Anonymous 0 Comments

In Britain, the executive and legislative branches of government are kind of fused into one. The Prime Minister (who is the head of government) is a member of Parliament (the legislature) and can only stay in office so long as they maintain the support of a majority of its members; in other words, the Prime Minister and her Government must always have the ‘confidence’ of Parliament. As of right now, Theresa May is the PM because her Conservative party plus the support of a small regional party from Northern Ireland (the DUP) is enough for a majority.

If, however, she can no longer form a majority, she cannot stay in office. This could happen a few ways:
– there could be a formal “vote of no confidence” in which a majority of MPs vote against her in Parliament; this could cause a new election
– MPs from her own party could decide on their own that they need a new leader and replace her with someone else, who would then become Prime Minister themselves; in fact they’ve already tried that in the past year
– she might do the math herself and, realizing that there’s no way for her to maintain enough support to stay in office and thus leave on her own, allowing her party to choose someone new to lead the party and, since they + DUP are a majority in Parliament, that new leader would become Prime Minister.

America, on the other hand, elects its executive (the President) separately from its legislature (Congress). There exist Constitutional measures for elected officials to be removed from office; Congress can impeach and convict a President or expel one of its own members, for example. This, however, is much less common because of the independence of the two branches.

Anonymous 0 Comments

Most of the time, in the US the role an official is written down in laws or the constitution.
The Office of Prime Minister of the United Kingdom does not actually exist in any written down law or document.
It’s all just a series of traditions that makes that particular Member of Parliament more important.
The average UK citizen does not vote someone to be Prime Minister, the vote on the candidate (usually put in a very safe seat), and the party chooses.

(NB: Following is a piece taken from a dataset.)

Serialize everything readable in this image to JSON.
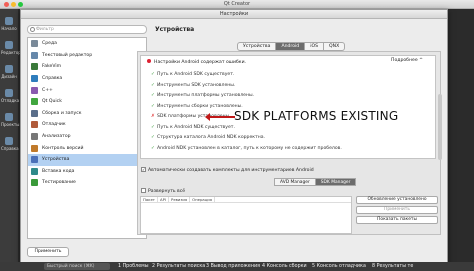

Since the Prime Minister does not have any laws giving them special powers over a normal member of parliament, if the party decides they don’t want the Prime Minister to be Prime Minister anymore, there’s nothing they can do to stop it.
Mostly they just resign and save themselves some embarrassment.

Anonymous 0 Comments

In the United States, the President is elected by the Electoral College for a fixed term and can only be removed from office for specific reasons. In parliamentary systems, a prime minister is a member of parliament chosen by other members of parliament to be PM only as long as they want that person there (or they lose an election). Those members can, at any time, decide they want a different person from among them to become the PM. In that respect, it’s more similar to the Speaker of the House in the U.S. The speaker is a member of the majority party selected by members of that party. For example, the current speaker, Nancy Pelosi, could be replaced at any time by house democrats if they decide. They would simply hold a vote for new speaker just like they did when they elected her speaker in the first place.

Anonymous 0 Comments

In the UK, the party is elected rather than the Prime Minister specifically. So in America, it would be like the Republican Party was voted into power in 2016, not Trump himself, and so the GOP could remove Trump and replace him with someone else if they wanted to.

Anonymous 0 Comments

The prime minister is elected to the position by the other elected ministers; the US President is elected to the office by the electoral college on behalf of the entire voting public.